Two out of three older adults with disabilities who receive long-term care services at home get their care exclusively from family members; yet, a significant share of the youngest baby boomers, aged 50 to 59, do not have children who might take care of them as they age, according to a new report released Tuesday by the Harvard Joint Center for Housing Studies and the AARP Foundation.
Currently, just 9% of older adults with disabilities who receive long-term care services at home rely solely on paid help, and that may be attributed to cost, said Chris Herbert, acting managing director with the Harvard Joint Center for Housing Studies.

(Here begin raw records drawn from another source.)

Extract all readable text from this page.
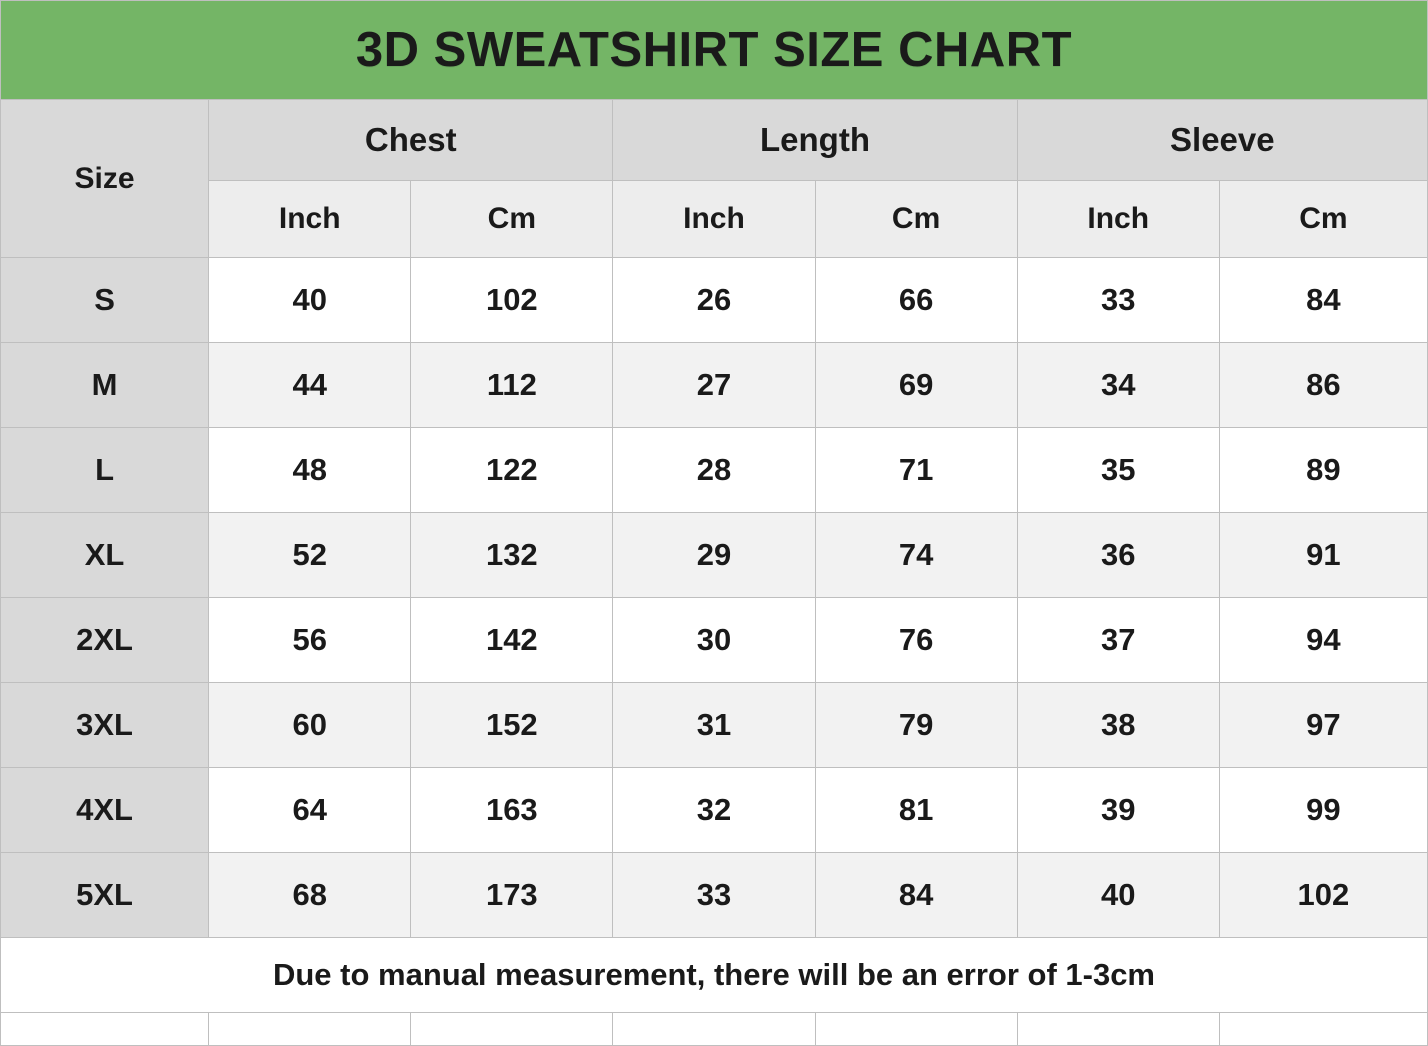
3D SWEATSHIRT SIZE CHART						
Size	Chest		Length		Sleeve	
	Inch	Cm	Inch	Cm	Inch	Cm
S	40	102	26	66	33	84
M	44	112	27	69	34	86
L	48	122	28	71	35	89
XL	52	132	29	74	36	91
2XL	56	142	30	76	37	94
3XL	60	152	31	79	38	97
4XL	64	163	32	81	39	99
5XL	68	173	33	84	40	102
Due to manual measurement, there will be an error of 1-3cm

The median monthly cost for a home health aide is $2,568 — or $30,810 annually, data show.
Despite the reasons why family caregivers are more common, the ratio of potential family caregivers to those over 80 will decrease from 7- to-1 today to 4-to-1 by 2030, and to less than 3-to-1 by 2050, AARP estimates.
“The family care ratio is going the wrong direction, and is going to put more pressure on other resources of care,” Herbert said.
Those other resources of care, including personal care and home health aides, are projected to see a surge in demand in the coming years, with those professions topping the list of the top 10 fastest growing jobs in America, according to a recent article by 24/7 Wall St.
The growth in employment for home health aides is projected to grow by 48.5% between 2012 and 2022, just .3% less than the projected growth for personal care aides.